Monday, January 5th, 2015

Brrr … it’s cold outside, so many of us look forward to warming up next to a crackling fire in the fireplace or wood stove.

But we often forget that if our hearths or stoves aren’t set up right—or if they use the wrong type of fuels—our indoor air quality will suffer.

According to the EPA, residential wood burning stoves, fireplaces and hydronic heaters each year pump into the air some 390,000 tons of fine particulate matter, the kind of stuff that can cause breathing problems and other issues. Of course, most of that is expelled outside the home, but some can cause air quality problems indoors, especially if the stove or fireplace is poorly built or not operating correctly.

The EPA says residential wood-burning particulate matter accounts for: “44% of total stationary and mobile polycyclic organic matter emissions, 25% of all area source air toxic cancer risks, and 15% of noncancer respiratory effects.”

Accordingly, the agency has some new rules in the works governing the manufacturing and installation of new hearths and stoves, with an eye on making them more efficient and clean burning. The final rule is expected to be announced sometime in February of 2015.

What can we do, as homeowners, to keep our indoor air clean and healthy during these wood-burning months?
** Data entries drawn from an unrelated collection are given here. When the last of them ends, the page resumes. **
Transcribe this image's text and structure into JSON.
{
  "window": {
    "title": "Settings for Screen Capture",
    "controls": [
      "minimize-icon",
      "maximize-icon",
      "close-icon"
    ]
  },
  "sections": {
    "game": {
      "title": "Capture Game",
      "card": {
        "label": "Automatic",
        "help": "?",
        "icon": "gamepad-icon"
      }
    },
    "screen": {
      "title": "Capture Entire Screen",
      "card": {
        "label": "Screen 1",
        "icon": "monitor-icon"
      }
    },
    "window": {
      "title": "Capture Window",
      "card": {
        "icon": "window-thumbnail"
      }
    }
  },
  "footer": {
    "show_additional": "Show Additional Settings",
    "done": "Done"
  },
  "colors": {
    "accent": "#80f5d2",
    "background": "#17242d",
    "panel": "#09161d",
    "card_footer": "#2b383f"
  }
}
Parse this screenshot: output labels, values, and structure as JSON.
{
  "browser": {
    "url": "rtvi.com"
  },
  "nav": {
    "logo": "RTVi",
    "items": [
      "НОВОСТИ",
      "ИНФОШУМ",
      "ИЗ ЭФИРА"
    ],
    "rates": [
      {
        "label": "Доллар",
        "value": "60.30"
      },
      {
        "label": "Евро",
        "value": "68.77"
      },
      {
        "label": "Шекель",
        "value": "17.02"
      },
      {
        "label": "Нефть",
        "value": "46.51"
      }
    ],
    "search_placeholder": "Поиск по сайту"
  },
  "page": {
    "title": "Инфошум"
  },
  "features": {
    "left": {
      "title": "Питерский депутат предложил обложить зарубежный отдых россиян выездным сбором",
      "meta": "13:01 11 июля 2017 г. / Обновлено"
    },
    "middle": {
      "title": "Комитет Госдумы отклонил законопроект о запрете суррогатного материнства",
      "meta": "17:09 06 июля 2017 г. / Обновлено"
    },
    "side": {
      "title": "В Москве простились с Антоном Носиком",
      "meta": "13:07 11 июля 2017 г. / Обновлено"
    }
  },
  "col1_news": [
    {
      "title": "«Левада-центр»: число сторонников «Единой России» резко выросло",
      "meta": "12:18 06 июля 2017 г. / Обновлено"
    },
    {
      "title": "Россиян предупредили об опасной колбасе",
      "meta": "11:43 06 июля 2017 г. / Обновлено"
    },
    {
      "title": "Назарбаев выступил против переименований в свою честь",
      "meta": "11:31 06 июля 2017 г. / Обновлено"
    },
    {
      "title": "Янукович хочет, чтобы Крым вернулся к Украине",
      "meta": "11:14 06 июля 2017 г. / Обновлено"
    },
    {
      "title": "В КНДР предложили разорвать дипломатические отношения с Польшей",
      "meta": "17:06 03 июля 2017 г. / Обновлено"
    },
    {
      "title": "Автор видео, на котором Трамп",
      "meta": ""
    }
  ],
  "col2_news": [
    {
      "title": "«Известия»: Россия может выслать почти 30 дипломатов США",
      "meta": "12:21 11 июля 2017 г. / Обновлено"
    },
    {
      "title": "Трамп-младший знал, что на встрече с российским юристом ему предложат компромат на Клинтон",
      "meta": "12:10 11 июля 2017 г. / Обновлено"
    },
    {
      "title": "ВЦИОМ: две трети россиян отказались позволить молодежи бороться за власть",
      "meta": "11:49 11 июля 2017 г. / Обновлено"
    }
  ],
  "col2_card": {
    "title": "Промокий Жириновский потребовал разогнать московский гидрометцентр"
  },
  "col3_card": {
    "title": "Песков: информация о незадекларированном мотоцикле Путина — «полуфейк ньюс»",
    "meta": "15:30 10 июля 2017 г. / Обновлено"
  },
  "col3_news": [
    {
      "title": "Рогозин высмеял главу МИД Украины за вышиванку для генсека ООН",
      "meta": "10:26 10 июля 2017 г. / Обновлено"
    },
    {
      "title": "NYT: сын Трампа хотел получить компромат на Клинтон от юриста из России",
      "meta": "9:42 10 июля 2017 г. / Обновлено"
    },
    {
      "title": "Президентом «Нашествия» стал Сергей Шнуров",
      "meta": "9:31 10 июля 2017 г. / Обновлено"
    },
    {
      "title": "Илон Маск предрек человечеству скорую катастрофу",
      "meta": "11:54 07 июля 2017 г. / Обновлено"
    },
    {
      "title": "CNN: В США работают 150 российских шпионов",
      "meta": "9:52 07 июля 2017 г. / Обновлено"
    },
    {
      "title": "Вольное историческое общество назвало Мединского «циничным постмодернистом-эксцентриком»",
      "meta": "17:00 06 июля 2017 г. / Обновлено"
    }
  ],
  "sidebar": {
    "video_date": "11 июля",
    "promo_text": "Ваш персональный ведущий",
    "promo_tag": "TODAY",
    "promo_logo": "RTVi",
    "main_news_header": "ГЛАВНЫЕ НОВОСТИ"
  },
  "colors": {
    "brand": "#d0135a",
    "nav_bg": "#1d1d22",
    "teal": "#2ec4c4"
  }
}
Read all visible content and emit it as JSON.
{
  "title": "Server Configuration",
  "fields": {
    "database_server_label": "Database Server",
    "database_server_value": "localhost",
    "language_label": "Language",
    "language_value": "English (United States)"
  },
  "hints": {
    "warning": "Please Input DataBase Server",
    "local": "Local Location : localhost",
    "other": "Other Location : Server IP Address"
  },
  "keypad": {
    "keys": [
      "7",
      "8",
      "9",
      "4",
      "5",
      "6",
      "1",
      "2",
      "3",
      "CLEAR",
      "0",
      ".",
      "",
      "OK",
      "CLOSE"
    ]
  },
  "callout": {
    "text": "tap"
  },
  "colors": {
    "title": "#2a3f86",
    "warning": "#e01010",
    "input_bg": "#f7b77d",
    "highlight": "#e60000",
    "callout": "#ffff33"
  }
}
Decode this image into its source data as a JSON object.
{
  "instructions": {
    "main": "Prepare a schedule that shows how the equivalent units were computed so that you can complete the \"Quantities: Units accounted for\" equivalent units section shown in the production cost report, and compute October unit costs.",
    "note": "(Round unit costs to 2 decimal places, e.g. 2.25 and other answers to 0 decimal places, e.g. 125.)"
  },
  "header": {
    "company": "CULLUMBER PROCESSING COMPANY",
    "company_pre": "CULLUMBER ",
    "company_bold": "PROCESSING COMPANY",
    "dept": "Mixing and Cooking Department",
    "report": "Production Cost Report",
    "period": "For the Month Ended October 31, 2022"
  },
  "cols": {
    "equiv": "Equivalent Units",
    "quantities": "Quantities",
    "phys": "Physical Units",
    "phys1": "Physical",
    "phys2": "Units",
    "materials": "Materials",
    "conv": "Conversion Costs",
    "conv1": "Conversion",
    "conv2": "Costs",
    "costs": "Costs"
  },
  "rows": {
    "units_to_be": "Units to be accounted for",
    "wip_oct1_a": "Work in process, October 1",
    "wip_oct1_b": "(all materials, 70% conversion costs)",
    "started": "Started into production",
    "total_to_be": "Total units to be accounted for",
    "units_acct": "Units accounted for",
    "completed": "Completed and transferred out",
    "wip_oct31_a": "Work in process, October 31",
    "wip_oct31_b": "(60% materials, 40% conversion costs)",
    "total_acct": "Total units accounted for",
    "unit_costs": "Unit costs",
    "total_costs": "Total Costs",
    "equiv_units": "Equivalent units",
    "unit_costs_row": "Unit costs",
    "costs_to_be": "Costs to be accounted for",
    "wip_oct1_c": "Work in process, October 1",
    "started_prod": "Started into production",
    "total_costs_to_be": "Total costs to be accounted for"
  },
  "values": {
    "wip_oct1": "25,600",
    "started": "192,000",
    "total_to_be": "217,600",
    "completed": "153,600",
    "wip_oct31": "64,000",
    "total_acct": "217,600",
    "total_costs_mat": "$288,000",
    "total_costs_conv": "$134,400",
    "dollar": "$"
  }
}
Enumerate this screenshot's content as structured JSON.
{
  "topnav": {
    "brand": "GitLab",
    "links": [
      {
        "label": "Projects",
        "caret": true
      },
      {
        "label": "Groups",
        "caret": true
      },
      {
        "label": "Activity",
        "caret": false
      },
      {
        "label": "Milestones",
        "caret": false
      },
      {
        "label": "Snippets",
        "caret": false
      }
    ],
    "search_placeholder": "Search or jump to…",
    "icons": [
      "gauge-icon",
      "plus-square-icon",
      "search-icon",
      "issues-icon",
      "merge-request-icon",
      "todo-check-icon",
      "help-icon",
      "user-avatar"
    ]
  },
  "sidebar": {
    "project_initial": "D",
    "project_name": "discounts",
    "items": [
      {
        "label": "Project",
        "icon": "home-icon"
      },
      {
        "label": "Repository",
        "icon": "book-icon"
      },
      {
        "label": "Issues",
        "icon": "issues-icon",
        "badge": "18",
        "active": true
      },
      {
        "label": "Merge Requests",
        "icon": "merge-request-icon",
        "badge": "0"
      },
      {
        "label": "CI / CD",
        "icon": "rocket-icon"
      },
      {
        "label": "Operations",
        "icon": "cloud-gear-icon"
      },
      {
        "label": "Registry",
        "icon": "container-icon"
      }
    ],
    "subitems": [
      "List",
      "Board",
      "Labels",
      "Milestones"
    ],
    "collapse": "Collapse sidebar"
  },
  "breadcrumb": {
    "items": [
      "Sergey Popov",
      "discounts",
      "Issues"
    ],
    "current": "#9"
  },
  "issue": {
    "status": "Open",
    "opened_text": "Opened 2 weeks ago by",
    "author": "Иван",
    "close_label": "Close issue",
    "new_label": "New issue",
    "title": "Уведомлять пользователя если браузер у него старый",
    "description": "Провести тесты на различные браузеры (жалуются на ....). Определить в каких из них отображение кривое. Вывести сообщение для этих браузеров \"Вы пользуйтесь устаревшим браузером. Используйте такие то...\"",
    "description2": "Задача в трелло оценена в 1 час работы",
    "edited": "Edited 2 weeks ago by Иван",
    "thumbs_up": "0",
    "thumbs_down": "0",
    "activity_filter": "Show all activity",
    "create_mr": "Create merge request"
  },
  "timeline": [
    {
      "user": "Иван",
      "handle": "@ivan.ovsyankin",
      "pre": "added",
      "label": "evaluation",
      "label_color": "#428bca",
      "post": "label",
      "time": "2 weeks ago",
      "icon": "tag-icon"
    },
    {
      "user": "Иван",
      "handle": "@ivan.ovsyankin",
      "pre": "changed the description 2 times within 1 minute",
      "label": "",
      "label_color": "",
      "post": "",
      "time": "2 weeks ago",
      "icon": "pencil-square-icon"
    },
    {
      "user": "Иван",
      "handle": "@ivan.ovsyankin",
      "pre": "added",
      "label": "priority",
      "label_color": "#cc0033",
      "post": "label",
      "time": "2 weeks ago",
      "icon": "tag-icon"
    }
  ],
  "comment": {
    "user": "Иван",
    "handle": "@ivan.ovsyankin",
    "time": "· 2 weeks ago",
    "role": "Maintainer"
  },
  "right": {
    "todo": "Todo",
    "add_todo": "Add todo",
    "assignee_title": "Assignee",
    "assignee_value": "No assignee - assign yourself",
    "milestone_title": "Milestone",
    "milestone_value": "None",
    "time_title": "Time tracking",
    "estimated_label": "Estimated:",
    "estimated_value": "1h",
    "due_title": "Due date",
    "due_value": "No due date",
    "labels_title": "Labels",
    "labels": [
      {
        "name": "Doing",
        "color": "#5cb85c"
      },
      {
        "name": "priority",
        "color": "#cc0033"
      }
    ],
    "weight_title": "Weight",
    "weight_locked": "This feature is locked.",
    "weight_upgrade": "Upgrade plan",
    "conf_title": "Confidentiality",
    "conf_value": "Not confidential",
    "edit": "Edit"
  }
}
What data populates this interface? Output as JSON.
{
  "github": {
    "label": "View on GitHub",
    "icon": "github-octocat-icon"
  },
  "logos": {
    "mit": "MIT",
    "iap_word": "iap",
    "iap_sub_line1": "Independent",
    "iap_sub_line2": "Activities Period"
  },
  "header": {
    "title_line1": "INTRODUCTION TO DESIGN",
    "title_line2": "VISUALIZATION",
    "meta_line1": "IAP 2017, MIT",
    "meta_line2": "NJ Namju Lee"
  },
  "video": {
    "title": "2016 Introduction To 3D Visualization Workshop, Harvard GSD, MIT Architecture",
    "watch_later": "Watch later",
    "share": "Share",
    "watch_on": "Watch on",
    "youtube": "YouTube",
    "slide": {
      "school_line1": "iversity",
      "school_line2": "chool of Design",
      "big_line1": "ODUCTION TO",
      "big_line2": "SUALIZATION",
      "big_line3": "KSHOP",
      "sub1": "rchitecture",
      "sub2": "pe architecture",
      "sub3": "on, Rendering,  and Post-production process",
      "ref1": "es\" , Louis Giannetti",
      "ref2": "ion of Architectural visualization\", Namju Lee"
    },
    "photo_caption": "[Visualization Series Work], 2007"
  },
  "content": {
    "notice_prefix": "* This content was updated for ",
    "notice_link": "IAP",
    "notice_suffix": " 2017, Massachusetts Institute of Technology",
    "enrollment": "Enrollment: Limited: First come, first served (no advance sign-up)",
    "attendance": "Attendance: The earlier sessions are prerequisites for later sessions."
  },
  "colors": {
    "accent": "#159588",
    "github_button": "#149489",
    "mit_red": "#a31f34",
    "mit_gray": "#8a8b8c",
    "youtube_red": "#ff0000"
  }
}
Below are some useful tips and an infographic from the EPA’s Burn Wise program that you can share with your family and friends:

Season all firewood. All firewood should be split, securely covered or stored, and aged for at least six months. Seasoned wood burns hotter, cuts fuel consumption and reduces the amount of smoke your appliance produces.

Choose the right firewood. Hardwoods are the best. Never burn trash or treated wood which can emit toxic air pollutants.

Start it right. Use only clean newspaper or dry kindling to start a fire. Never use gasoline, kerosene, charcoal starter, or a propane torch.

Don’t let the fire smolder. Many people think they should let a fire smolder overnight. But reducing the air supply does little for heating and increases air pollution.

Clean ashes from your wood-burning appliance. Excess ashes can clog the air intake vents reducing efficiency. Be sure to dispose of ashes in a metal container away from the house or any flammable material to reduce the risk of fire.

Keep your chimney clean. A clean chimney provides good draft for your wood-burning appliance and reduces the risk of a chimney fire. Have a certified professional inspect your chimney once a year.